The end of the year is a time for retrospection, to analyse the months gone by, and to resolve to make amends. 2017 has brought us several such events- stories waiting to be discovered, and Human Rights cases that need to be addressed urgently. This year seems to have been a year of movement- from stories of desperate immigrants and snobby governments, of hope, and of finding humanity in the darkest of times. 2017 has also seen several voices piping up in support of those affected by gender discrimination, and of small stories with big implications.
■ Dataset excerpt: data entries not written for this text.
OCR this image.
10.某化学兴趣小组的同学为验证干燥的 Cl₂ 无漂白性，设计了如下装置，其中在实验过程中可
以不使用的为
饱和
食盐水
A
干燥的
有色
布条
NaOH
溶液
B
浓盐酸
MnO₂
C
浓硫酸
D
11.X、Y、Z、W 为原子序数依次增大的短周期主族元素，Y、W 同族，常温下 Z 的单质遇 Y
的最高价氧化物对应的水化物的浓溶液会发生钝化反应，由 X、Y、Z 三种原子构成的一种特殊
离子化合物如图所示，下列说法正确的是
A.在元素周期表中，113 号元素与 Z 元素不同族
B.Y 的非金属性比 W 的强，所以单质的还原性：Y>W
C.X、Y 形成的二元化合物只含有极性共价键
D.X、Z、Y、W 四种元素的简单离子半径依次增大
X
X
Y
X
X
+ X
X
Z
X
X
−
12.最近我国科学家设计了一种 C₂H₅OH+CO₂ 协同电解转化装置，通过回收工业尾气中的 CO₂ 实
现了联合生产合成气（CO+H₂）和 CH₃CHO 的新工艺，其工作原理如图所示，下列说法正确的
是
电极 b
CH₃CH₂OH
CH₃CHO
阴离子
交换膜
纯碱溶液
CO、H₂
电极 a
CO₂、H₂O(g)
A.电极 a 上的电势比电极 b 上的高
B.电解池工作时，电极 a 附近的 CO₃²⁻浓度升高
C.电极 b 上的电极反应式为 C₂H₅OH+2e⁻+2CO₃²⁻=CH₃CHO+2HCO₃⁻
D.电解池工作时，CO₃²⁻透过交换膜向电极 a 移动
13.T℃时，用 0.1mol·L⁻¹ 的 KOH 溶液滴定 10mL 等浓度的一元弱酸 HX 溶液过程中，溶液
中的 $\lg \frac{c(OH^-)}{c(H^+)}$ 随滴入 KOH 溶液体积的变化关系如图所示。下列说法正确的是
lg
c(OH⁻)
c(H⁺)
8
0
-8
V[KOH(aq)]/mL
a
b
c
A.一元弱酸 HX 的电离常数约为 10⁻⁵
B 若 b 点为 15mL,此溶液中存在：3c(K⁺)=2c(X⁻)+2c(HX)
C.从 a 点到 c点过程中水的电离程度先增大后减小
Selecting only some stories as the best was a seemingly impossible attempt, but here we have the ones which were deemed the most relevant of the lot.  

Revati Tongaonkar

1. Ellen Barry, New York Times, ‘How to Get Away with Murder in Small Town India’
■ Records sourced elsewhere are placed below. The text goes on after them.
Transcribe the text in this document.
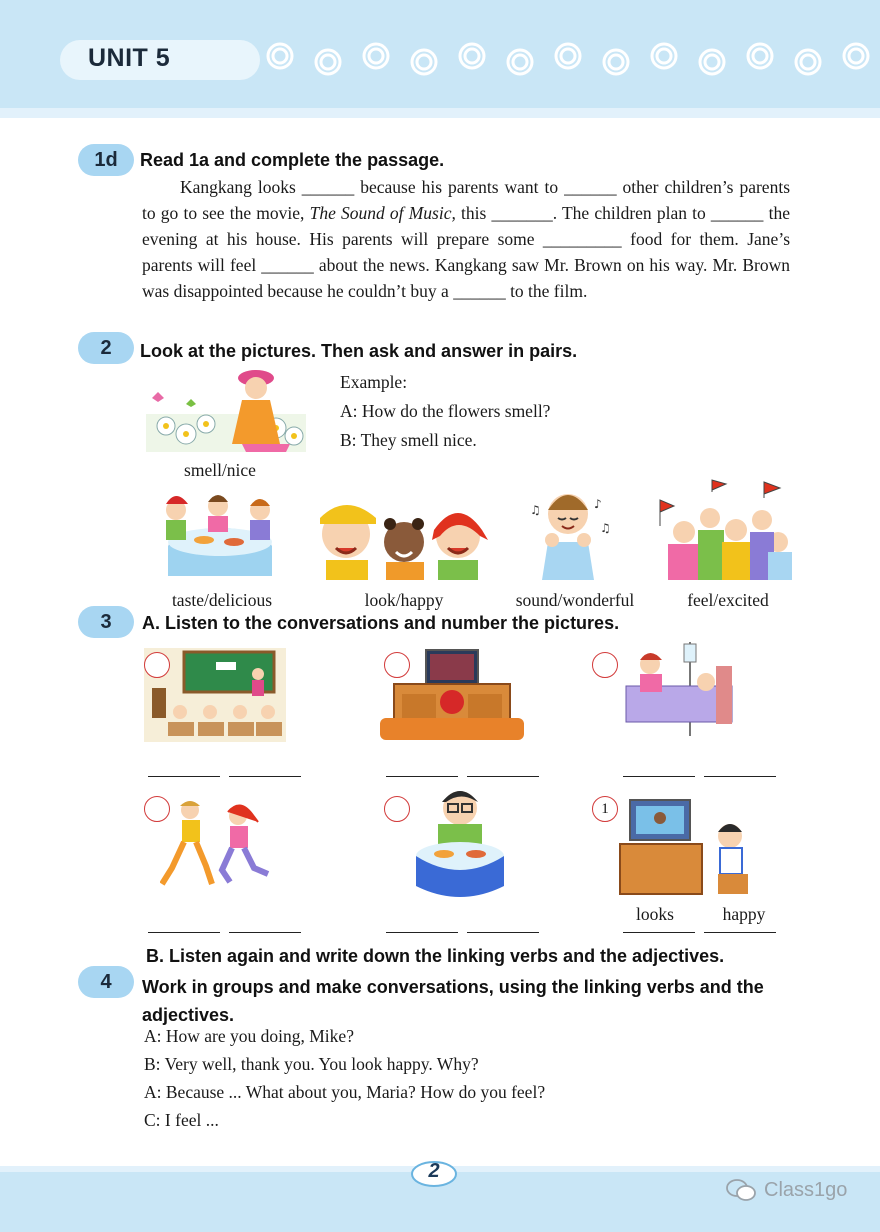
UNIT 5
1d	Read 1a and complete the passage.

Kangkang looks ______ because his parents want to ______ other children’s parents to go to see the movie, The Sound of Music, this _______. The children plan to ______ the evening at his house. His parents will prepare some _________ food for them. Jane’s parents will feel ______ about the news. Kangkang saw Mr. Brown on his way. Mr. Brown was disappointed because he couldn’t buy a ______ to the film.

2	Look at the pictures. Then ask and answer in pairs.
smell/nice
Example:
A: How do the flowers smell?
B: They smell nice.
♫	♪
♫
taste/delicious	look/happy	sound/wonderful	feel/excited
3	A. Listen to the conversations and number the pictures.
1
looks	happy
B. Listen again and write down the linking verbs and the adjectives.
4	Work in groups and make conversations, using the linking verbs and the adjectives.
A: How are you doing, Mike?
B: Very well, thank you. You look happy. Why?
A: Because ... What about you, Maria? How do you feel?
C: I feel ...
2
Class1go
The last article Barry wrote before leaving her post, the story reads like a thriller, providing a brilliant cross-sectional look into rural Indian lives, and tackles some of the several human rights problems in India- casteism, violence against women, and the inherent corruption within the system, while revealing the motives behind each of these.


https://www.nytimes.com


2. Human Rights Watch, ‘They Forced Us onto Trucks Like Animals’

Yet another story of asylum seekers, the article covers those running from the Nigerian crises and Boko Haram, and the blatant abuse carried out by Cameroonian soldiers on the border- it covers the helplessness of both the abused and the abuser.


https://www.hrw.org


3. Julie Bindel, Independent, ‘If women's rights are human rights, why do organisations push for the decriminalisation of prostitution?’
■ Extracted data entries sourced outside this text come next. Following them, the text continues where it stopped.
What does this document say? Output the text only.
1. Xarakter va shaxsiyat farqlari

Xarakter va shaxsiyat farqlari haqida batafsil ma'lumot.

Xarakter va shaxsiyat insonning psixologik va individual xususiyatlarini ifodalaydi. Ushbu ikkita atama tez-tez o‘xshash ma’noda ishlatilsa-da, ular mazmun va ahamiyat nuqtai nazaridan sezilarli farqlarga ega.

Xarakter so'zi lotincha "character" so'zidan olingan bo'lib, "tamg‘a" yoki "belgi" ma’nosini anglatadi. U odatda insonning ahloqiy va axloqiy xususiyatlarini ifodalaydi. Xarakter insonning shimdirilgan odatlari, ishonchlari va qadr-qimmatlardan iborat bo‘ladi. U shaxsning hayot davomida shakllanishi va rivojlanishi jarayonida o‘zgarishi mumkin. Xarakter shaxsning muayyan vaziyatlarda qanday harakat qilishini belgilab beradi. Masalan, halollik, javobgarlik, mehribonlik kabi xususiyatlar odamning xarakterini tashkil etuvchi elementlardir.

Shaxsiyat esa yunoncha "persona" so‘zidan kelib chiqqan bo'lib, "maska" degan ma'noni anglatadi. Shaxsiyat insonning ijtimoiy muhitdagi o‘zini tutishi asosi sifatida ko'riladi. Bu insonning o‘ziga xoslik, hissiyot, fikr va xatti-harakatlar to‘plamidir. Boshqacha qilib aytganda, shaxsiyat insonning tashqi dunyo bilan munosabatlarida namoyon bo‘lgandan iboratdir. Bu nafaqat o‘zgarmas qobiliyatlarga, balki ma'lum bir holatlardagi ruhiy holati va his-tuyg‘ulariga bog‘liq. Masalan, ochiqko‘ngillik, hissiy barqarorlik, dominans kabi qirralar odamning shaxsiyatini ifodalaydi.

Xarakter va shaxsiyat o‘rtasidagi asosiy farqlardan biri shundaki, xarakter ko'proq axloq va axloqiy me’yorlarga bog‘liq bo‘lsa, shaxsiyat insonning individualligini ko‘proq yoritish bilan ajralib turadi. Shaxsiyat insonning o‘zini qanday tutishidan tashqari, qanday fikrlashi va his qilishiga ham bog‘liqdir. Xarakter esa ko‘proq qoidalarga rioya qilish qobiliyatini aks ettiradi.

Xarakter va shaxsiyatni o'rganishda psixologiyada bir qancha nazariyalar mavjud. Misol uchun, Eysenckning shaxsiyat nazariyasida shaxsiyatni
More of an opinion piece than hard-core journalism, the article is nevertheless an important story, tackling head-on an elephant in the room, and the dubious nature of the thought behind the push for decriminalising the oldest profession in the world. It brings out, in a sharp, barb-y tone, the inherent patriarchy in our honest attempts to do some good.


http://www.independent.co.uk


4. Lisbeth Zornig Anderson, Granta, ‘When Denmark Criminalised Kindness’

An autobiographical narrative of one woman's attempts to help refugees, it throws into sharp relief the attitude of officials and governments, and the high-horsed looking down by European decision makers on incoming refugees, and the hidden discrimination and prejudice that still exists within.


https://granta.com/denmark-criminalised-kindness/


5. Oliver Holmes, The Guardian, ‘Massacre at Tula Toli: Rohingya recall horror of Myanmar army attack’

When the story of the Rohingya people broke, the attacks had just begun, and half of the world was still coming to terms with the idea that a deliberate, army-led bloodbath could take place in Nobel Laureate Aung San Suu Kyi's Burma. This article came out barely a week into the horror, and brought the stories of people from one village into focus, bringing global attention to the third-world country.